ISU students help design home for world’s most famous babies

Carrie Sutton

How does someone design a house for 10 people when seven of them are the same age?

Some Iowa State architecture graduates and landscape architecture undergraduates were asked that question while brainstorming ideas for the McCaughey family home in Carlisle.

Jill Spradling, designer at Wells, Woodburn & O’Neill Architects in Des Moines — the architect firm in charge of the designing of the McCaughey house — said ISU President Martin Jischke contacted the dean of the College of Design, Mark Engelbrecht, and asked him to round up professors and students who would be interested in working on the project.

She said the dean then contacted the Clarke Company, who is collaborating with Wells, Woodburn & O’Neill Architects, to ask whether the students could get involved.

Spradling said the architects looked to the students for preliminary design ideas and said their findings were “very interesting.”

Some of the indoor ideas submitted by graduate students in architecture included a dumbwaiter for carrying groceries and laundry, submitted by Ann Sobiech Munson; a garbage chute on the first and second floors which is accessible from the garage, submitted by Melissa Neuman; and a Crib & Bed that turns into a toddler’s bed to grow with the child, submitted by Roberto Hernandez.

Susan Herrington, assistant professor of landscape architecture, said she’s uncertain whether any of the outdoor ideas have been accepted. She said one of the ideas was to use a man-made hill in the yard to build a playscape with slides designed to adapt to the growing children.

Spradling said the landscape architecture students had “innovative ideas for privacy and play.”

Herrington said the 16 landscape architecture undergraduates spoke with parents of multiple-birth children on the internet about “what they would have done differently” to their homes “if they had known then what they know now.”

She said the students used the information to create their ideas and make their three-dimensional models.

“It’s amazing what those students come up with. It’s wonderful how they used the Web site and took special care to develop the ideas,” Spradling said.

Spradling said the only idea that she knew was accepted into the final house plans was a three-sided bathtub submitted by Owen Daniel, graduate student in architecture. The bathtub would be placed with its head toward a wall, and the other three sides would be accessible from the rest of the room.

Herrington said the project was “very interesting,” especially since multiple births are “a growing trend.”

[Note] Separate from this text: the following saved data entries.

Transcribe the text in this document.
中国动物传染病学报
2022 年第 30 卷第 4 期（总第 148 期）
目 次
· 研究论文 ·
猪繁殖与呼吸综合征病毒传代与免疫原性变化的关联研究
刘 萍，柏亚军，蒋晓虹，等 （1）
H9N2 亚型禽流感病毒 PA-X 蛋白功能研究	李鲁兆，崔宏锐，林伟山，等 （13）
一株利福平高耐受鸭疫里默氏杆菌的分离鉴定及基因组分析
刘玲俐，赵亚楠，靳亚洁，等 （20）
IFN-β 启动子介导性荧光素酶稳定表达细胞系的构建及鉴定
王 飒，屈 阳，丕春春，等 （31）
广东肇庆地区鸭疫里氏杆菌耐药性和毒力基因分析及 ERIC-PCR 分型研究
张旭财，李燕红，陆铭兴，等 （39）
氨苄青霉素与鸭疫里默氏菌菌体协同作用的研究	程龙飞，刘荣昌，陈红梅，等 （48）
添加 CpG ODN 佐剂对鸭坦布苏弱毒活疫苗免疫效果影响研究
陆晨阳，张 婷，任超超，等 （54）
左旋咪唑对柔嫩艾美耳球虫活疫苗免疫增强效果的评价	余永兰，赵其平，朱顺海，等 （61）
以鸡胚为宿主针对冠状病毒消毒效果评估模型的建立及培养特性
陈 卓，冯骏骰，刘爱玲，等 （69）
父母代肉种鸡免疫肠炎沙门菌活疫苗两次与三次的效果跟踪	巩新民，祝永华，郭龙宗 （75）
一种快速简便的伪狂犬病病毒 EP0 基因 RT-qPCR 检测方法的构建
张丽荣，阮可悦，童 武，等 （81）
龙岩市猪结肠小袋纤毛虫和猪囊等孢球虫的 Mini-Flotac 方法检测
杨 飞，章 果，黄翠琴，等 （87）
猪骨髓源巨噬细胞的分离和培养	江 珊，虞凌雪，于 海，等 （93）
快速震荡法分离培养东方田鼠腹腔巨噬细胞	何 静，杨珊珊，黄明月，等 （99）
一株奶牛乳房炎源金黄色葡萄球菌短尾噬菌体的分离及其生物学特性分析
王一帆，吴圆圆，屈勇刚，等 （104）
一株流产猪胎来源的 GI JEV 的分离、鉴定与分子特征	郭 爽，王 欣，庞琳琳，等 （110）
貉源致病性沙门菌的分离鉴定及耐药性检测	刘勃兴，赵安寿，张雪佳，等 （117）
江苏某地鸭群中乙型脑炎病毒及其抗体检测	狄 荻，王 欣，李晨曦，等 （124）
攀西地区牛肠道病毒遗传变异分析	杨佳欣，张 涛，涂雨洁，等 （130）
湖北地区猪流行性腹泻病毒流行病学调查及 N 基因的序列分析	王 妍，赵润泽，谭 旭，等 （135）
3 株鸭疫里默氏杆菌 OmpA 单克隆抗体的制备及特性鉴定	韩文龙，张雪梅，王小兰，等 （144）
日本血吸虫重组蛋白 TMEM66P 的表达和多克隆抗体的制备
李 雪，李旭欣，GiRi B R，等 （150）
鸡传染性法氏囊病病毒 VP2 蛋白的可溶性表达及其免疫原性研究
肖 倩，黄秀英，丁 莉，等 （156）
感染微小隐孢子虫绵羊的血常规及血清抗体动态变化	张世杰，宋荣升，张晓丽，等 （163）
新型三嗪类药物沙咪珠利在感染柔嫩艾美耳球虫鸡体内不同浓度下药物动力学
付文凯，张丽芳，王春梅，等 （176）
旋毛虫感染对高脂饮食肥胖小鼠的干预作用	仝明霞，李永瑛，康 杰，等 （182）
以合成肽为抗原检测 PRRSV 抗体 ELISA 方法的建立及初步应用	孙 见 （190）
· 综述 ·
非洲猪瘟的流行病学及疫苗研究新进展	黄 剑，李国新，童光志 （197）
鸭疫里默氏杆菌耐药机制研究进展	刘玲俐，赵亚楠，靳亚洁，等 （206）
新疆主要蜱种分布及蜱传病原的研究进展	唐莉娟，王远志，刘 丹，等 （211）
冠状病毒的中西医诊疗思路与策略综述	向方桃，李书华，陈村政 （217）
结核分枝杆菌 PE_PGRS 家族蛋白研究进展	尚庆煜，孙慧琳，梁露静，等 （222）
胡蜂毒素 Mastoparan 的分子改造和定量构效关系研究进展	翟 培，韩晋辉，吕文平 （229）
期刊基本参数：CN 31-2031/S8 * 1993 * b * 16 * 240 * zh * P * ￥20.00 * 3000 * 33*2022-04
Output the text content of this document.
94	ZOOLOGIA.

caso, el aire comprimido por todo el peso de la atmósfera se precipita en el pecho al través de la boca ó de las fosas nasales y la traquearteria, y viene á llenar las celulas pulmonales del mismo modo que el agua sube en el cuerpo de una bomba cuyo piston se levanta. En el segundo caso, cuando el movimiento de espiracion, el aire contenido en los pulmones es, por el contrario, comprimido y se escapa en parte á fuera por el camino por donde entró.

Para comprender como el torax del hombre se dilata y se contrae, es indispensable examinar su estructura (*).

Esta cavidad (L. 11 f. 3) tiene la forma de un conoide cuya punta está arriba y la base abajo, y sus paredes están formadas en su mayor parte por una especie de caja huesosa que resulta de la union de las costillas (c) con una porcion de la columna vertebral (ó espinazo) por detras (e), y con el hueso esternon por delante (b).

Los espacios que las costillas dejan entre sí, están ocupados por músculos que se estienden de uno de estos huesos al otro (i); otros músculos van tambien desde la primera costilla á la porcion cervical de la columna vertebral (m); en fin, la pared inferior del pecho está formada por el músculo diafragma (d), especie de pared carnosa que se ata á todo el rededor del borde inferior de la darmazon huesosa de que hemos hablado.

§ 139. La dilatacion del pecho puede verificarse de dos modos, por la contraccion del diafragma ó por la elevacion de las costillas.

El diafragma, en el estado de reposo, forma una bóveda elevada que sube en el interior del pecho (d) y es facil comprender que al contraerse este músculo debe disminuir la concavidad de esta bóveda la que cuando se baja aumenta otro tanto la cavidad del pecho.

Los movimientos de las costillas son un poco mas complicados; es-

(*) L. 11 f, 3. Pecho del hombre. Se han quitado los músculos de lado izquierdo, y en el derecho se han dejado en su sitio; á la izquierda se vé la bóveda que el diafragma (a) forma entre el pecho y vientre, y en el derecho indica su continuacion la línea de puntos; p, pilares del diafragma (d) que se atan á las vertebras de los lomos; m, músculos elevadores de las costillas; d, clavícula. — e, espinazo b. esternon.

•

Herrington also said the project was challenging because the students were trying to design a traditional home for a traditional family while attempting to accommodate a typical nuclear family with technological facilities.

She said the McCaugheys did not want their home to “look like something from the Jetsons.”

Spradling said the architects modified the house for the septuplets by considering additional bathrooms and their sizes, a garage designed for the van donated to the McCaugheys with an extra-large coatroom off to the side and the overall size of the house.

Spradling said Wells, Woodburn & O’Neill was chosen to help with the McCaughey house because the house is sponsored by United Way and the architect firm helped with the 1997 United Way home.

Spradling said the home is projected to be finished and in the McCaughey’s possession by November.